Le prix de notre obsession égalitariste
L’ÉGALITÉ. UN FANTASME FRANÇAIS
TALLANDIER, 288 P. 18,90 €. WWWWW
Inspecteur des finances devenu dirigeant de diverses entreprises privées, Michel de Rosen porte un regard acéré sur la société française. Avec L’Egalité. Un fantasme français, il publie un essai stimulant sur une des originalités de cette dernière : son obsession de l’égalité. Pour souligner cette spécificité, l’auteur fait la remarque que, parmi les 191 pays ayant une devise nationale, la France est le seul où y figure le mot « égalité ». Fort de ce constat, il entreprend de traiter le sujet de façon théorique, philosophique et empirique, via d’abondants rappels statistiques sur l’état des inégalités en France et dans le monde.

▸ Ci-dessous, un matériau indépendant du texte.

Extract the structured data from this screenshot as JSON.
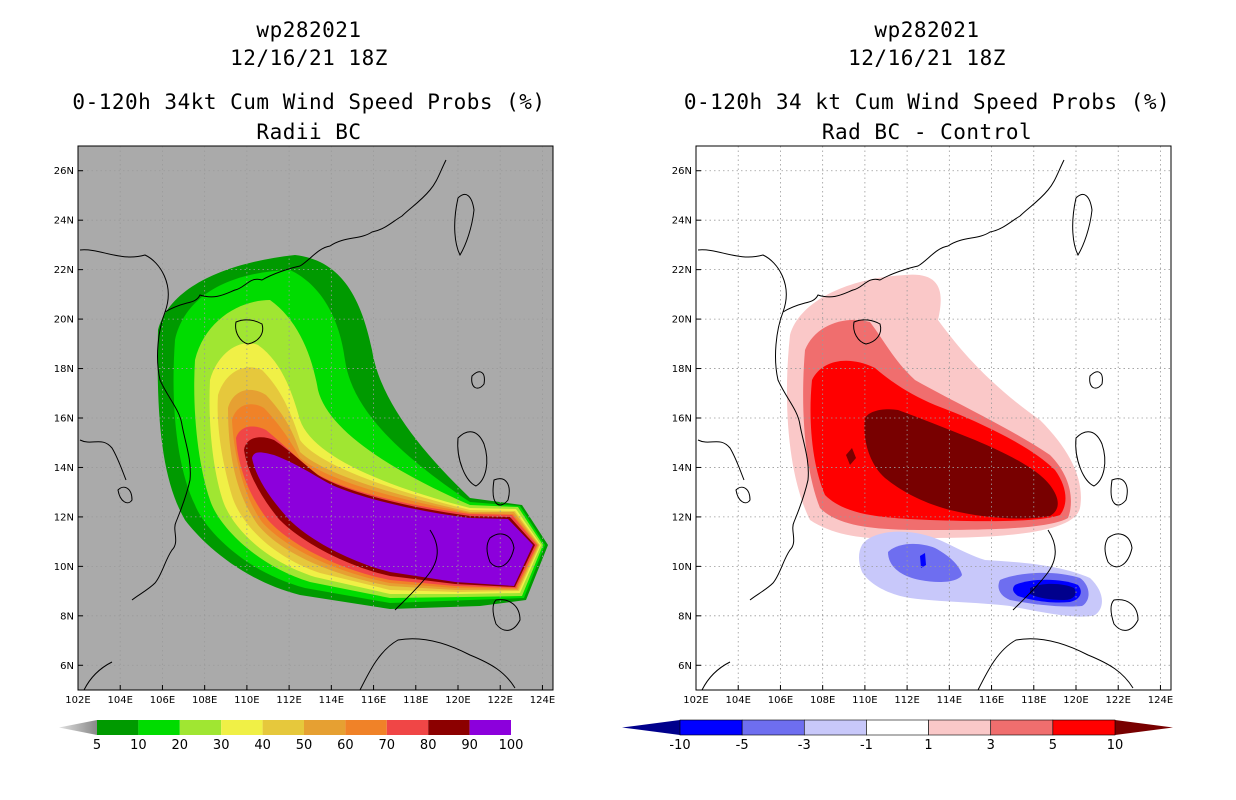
{
  "chart_data": [
    {
      "type": "heatmap",
      "title_lines": [
        "wp282021",
        "12/16/21 18Z",
        "0-120h 34kt Cum Wind Speed Probs (%)",
        "Radii BC"
      ],
      "x_ticks": [
        "102E",
        "104E",
        "106E",
        "108E",
        "110E",
        "112E",
        "114E",
        "116E",
        "118E",
        "120E",
        "122E",
        "124E"
      ],
      "y_ticks": [
        "6N",
        "8N",
        "10N",
        "12N",
        "14N",
        "16N",
        "18N",
        "20N",
        "22N",
        "24N",
        "26N"
      ],
      "xlim": [
        102,
        124.5
      ],
      "ylim": [
        5,
        27
      ],
      "colorbar": {
        "labels": [
          "5",
          "10",
          "20",
          "30",
          "40",
          "50",
          "60",
          "70",
          "80",
          "90",
          "100"
        ],
        "colors": [
          "#009a00",
          "#00dc00",
          "#a0e632",
          "#f0f046",
          "#e6c83c",
          "#e6a032",
          "#f08228",
          "#f04646",
          "#8c0000",
          "#8c00dc"
        ]
      },
      "background": "#aaaaaa"
    },
    {
      "type": "heatmap",
      "title_lines": [
        "wp282021",
        "12/16/21 18Z",
        "0-120h 34 kt Cum Wind Speed Probs (%)",
        "Rad BC - Control"
      ],
      "x_ticks": [
        "102E",
        "104E",
        "106E",
        "108E",
        "110E",
        "112E",
        "114E",
        "116E",
        "118E",
        "120E",
        "122E",
        "124E"
      ],
      "y_ticks": [
        "6N",
        "8N",
        "10N",
        "12N",
        "14N",
        "16N",
        "18N",
        "20N",
        "22N",
        "24N",
        "26N"
      ],
      "xlim": [
        102,
        124.5
      ],
      "ylim": [
        5,
        27
      ],
      "colorbar": {
        "labels": [
          "-10",
          "-5",
          "-3",
          "-1",
          "1",
          "3",
          "5",
          "10"
        ],
        "colors": [
          "#00008c",
          "#0000ff",
          "#6e6ef0",
          "#c8c8fa",
          "#ffffff",
          "#fac8c8",
          "#f06e6e",
          "#ff0000",
          "#780000"
        ]
      },
      "background": "#ffffff"
    }
  ]
}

Ne se perdant pas en circonlocutions, il affirme clairement son but : démontrer que cette originalité française est une incongruité. Il mobilise donc chiffres et raisonnement économique pour prouver combien le discours ambiant tendant à dénoncer une société de plus en plus inégalitaire est idéologique, et qu’il occulte la réalité. A ses yeux, ce dont souffre la France, c’est moins d’inégalités que d’une faible mobilité sociale, de la pénalisation de la croissance par une fiscalité plus confiscatoire que réellement redistributive, et de la détérioration de l’enseignement qui ne permet plus aux jeunes talents de s’affirmer.
L’auteur n’hésite pas à remettre en question certains poncifs, rappelant que la stigmatisation de la désormais célèbre « théorie du ruissellement » ignore le fait que l’entrepreneur qui s’enrichit est porteur d’une croissance dont tout le monde profite. Et que c’est dans les pays qui déposent le plus de brevets et où se créent le plus d’entreprises que la pauvreté recule, que la mobilité sociale s’accroît. Il appelle donc les Français à faire preuve de lucidité et même de courage, en cessant de se gargariser de mots et de se raccrocher à des visions dépassées de l’économie.
De ce manque de réalisme, Michel de Rosen donne pour exemple la propension à se référer sans cesse au programme du Conseil national de la Résistance, dont il écrit qu’il était « remarquable, sympathique, mais trompeur ». Face à un Etat providence devenu obèse et vivant à crédit au point d’avoir généré une dette publique sans précédent, il demande à nos dirigeants de renoncer à la facilité démagogique de la condamnation des riches et d’assumer une politique de vérité. Ce qui exige du pragmatisme de la part du pouvoir dans la gestion quotidienne des problèmes sociaux et, à plus long terme, de la détermination dans le redressement budgétaire et le renforcement de l’exigence scolaire. Il faut donc lire ce livre, même – ou plutôt surtout – si l’on est persuadé que la France s’abîme dans les inégalités et l’injustice sociale.